The display on the TomTom is very clear despite it only being 3.5 inches in size. The maps are displayed in 3D and are bright and colourful, the display can be changed for night time driving and this display is more muted in colour (mainly blues). The preset voices on the TomTom are well spoken and calm and give directions smoothly and with plenty of time to manoeuvre safely. The volume is easy to adjust to a comfortable level using the onscreen display. I do find that some of the directions can be a it repetitious as it tells you which exit to take on a roundabout about 100m before you reach the roundabout, it will then repeat the instruction every 20 seconds or so till the manoeuvre is complete, but at least it doesn't shout 'That one, that one, no you missed it'
The TomTom One is described as future proof as you have constant access to new maps and free software upgrades. We don't plug out TomTom One in very often so I would say it is only as future proof as the last time you updated it. When plugged in to the PC you are able to personalise your maps and download other TomTom users map changes, this is not something we have ever done as the pre loaded maps and paid for map upgrades every couple of years have been good.

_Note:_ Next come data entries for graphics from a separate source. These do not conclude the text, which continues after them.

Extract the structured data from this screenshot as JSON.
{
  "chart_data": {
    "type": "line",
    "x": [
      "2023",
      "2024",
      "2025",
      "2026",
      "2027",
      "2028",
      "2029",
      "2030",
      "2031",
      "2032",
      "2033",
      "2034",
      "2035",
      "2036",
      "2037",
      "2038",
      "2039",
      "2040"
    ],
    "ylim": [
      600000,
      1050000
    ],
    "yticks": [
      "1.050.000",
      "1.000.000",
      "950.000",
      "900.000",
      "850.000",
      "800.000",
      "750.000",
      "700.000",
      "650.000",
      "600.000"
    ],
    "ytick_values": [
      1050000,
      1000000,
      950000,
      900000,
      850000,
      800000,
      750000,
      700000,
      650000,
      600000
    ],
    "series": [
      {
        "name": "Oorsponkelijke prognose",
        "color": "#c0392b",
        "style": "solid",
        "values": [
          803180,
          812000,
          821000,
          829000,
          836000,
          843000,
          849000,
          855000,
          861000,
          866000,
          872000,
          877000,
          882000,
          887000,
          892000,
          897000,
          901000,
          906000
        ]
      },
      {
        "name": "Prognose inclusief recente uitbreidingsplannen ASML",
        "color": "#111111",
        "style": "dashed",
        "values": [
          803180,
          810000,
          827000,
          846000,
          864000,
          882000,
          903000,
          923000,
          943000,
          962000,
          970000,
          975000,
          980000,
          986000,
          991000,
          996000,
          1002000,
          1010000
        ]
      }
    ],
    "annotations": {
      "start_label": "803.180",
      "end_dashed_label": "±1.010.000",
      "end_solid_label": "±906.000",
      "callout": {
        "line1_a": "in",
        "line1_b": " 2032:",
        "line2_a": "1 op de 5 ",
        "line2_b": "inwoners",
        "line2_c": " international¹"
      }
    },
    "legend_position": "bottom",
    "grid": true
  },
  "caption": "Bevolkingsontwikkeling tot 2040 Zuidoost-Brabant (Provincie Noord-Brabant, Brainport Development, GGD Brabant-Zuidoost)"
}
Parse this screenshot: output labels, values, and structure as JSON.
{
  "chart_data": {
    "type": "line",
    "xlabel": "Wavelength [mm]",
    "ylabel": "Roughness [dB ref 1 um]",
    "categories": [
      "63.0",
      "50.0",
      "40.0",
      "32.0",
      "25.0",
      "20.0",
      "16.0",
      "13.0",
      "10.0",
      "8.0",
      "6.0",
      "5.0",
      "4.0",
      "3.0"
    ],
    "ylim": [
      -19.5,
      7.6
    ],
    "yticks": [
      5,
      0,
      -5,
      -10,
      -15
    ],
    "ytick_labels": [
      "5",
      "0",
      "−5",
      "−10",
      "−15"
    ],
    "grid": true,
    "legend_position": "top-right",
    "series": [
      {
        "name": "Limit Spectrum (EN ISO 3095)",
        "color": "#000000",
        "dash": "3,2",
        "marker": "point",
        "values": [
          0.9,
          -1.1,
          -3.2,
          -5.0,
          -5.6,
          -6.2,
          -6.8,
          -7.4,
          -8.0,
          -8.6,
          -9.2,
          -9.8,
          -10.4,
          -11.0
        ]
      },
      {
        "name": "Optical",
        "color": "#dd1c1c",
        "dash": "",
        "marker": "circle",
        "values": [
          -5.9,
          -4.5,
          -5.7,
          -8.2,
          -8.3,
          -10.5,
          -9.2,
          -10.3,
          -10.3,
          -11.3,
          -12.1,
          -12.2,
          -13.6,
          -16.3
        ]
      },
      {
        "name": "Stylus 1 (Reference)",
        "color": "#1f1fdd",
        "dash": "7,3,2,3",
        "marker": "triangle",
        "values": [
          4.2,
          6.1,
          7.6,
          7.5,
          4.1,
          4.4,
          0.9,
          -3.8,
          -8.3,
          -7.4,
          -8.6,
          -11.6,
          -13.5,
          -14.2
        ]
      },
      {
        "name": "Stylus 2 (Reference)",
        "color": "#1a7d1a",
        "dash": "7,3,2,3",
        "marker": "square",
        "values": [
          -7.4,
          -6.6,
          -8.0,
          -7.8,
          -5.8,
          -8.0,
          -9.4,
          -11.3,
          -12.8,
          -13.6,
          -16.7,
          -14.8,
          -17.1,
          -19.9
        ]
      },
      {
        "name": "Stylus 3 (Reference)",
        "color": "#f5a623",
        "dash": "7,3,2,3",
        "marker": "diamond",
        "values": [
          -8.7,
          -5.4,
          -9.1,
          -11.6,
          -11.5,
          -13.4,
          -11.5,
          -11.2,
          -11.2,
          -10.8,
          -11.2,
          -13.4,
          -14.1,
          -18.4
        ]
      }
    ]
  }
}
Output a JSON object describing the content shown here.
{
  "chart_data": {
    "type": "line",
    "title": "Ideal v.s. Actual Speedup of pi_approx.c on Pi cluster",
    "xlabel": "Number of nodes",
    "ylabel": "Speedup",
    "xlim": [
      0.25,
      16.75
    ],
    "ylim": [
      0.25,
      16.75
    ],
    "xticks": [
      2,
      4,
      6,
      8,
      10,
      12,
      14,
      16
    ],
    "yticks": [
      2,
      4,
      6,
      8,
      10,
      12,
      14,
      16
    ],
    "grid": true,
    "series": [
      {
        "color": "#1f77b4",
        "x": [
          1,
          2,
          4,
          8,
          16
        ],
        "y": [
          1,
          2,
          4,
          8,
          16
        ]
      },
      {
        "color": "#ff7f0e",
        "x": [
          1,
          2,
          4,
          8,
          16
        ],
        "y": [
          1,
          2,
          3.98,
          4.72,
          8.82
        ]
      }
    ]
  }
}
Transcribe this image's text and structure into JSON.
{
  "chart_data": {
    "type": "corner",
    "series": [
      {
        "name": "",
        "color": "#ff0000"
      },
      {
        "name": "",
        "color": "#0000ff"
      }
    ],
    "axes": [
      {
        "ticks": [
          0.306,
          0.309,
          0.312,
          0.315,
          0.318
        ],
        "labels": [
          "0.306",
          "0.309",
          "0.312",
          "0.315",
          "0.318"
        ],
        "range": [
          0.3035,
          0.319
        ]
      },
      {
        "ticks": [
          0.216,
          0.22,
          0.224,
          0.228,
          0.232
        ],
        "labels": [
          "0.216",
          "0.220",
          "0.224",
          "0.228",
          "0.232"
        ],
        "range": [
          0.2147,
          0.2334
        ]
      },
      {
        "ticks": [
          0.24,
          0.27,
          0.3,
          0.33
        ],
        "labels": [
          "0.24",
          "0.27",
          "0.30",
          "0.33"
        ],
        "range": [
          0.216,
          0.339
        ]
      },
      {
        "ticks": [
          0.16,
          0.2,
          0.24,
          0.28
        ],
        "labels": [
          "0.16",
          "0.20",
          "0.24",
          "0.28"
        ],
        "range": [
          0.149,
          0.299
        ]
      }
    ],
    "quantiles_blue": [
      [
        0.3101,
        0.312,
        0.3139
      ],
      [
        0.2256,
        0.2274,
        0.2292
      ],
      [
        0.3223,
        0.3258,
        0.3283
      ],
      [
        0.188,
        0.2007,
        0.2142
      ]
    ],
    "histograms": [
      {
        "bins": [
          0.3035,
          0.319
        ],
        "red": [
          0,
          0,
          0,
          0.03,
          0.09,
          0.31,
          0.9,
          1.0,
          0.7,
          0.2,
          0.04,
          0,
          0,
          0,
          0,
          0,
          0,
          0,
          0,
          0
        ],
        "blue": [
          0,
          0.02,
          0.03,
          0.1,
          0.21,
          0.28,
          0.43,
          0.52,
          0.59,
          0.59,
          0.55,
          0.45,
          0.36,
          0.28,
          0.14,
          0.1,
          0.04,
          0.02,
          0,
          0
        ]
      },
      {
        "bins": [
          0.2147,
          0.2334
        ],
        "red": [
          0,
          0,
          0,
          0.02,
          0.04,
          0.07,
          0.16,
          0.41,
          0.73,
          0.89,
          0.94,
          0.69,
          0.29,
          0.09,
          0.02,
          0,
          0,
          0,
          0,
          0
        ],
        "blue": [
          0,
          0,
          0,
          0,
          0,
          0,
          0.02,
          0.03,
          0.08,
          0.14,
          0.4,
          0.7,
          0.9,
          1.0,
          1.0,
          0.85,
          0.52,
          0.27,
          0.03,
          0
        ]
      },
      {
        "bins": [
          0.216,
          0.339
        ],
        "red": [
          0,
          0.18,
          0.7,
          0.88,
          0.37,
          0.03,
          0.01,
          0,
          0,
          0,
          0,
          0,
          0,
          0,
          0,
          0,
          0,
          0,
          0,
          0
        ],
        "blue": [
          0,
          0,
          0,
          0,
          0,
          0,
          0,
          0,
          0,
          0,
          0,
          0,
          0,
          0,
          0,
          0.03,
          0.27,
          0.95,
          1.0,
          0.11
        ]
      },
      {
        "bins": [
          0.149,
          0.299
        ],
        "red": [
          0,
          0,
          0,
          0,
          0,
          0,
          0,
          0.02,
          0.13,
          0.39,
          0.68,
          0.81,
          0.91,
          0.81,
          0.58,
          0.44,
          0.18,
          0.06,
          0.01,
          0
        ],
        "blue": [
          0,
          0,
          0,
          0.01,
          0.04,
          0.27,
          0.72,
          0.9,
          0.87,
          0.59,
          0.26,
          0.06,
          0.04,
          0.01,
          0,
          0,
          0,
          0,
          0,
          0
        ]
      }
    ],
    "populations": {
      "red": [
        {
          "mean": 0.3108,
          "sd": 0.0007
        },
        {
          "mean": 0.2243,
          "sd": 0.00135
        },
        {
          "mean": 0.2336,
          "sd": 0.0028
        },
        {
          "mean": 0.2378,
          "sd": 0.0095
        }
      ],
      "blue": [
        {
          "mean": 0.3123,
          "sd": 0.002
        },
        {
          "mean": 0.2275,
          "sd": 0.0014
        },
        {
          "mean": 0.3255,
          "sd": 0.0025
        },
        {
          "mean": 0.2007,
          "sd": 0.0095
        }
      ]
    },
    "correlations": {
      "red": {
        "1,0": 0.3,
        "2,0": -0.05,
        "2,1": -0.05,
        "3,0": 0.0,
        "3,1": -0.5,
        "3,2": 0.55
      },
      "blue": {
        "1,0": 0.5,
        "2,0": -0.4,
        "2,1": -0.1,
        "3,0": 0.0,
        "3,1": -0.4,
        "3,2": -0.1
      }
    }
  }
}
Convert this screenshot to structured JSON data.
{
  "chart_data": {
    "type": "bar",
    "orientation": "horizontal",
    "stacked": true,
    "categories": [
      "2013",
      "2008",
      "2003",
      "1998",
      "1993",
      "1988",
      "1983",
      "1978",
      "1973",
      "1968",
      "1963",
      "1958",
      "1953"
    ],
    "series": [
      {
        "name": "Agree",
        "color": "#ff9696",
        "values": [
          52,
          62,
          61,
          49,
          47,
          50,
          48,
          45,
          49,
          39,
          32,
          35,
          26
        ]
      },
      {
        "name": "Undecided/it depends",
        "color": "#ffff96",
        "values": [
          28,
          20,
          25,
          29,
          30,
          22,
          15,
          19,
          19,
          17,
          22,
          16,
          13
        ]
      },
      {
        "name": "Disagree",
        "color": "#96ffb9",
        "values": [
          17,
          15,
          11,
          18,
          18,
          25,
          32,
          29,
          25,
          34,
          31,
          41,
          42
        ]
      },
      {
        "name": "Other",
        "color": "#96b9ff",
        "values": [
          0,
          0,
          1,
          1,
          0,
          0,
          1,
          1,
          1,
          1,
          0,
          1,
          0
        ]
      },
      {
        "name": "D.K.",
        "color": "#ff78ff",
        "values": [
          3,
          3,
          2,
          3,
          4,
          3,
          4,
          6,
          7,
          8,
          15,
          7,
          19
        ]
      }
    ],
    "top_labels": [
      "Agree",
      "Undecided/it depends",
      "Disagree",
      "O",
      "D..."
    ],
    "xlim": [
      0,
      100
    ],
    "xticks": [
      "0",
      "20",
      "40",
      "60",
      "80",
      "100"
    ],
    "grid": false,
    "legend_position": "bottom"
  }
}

One feature we have used is the speed camera warning system, not that we speed but it is handy to know where the static cameras are incase your speed has crept slightly above the speed limit. The Tom Tom will give an audible noise when you are approaching a static camera, I can not remember if it chimes or beeps, this gives the driver plenty of time to check the speed but can be a bit of an annoyance when driving through a speed camera infested area (Stockport).
As with all things electronic it is not idiot proof so some common sense is needed when following the navigation instructions. Many a fool has driven through fields and into ditches blindly following the Satnav. If a road is obviously not there or the signage tell you the road is not suitable for the type of vehicle you are travelling in, stop and press the alterative route icon and you will invariably be presented with a less precarious journey.
My Husband and I do not follow the TomTom blindly and carry a map book with us and we usually download a route from Google maps before setting off. In all the years we have used the TomTom One we have only had a few misdirection's. The TomTom has delivered us to the service entrance of Drayton manor, the driveway of the house next door to the golf club we were aiming for and a gate next to a field when we were aiming for Thorsby market.
All things considered I would not be with out the TomTom One, it has taken the stress out of travelling for me as I can sit back and relax while it does all the navigating and my Husband argues with it when he goes the wrong direction. If the TomTom One was to stop working I would happily purchase its newer counterpart.
Thank you for reading.
Summary: A great device that gives direction to my travelling.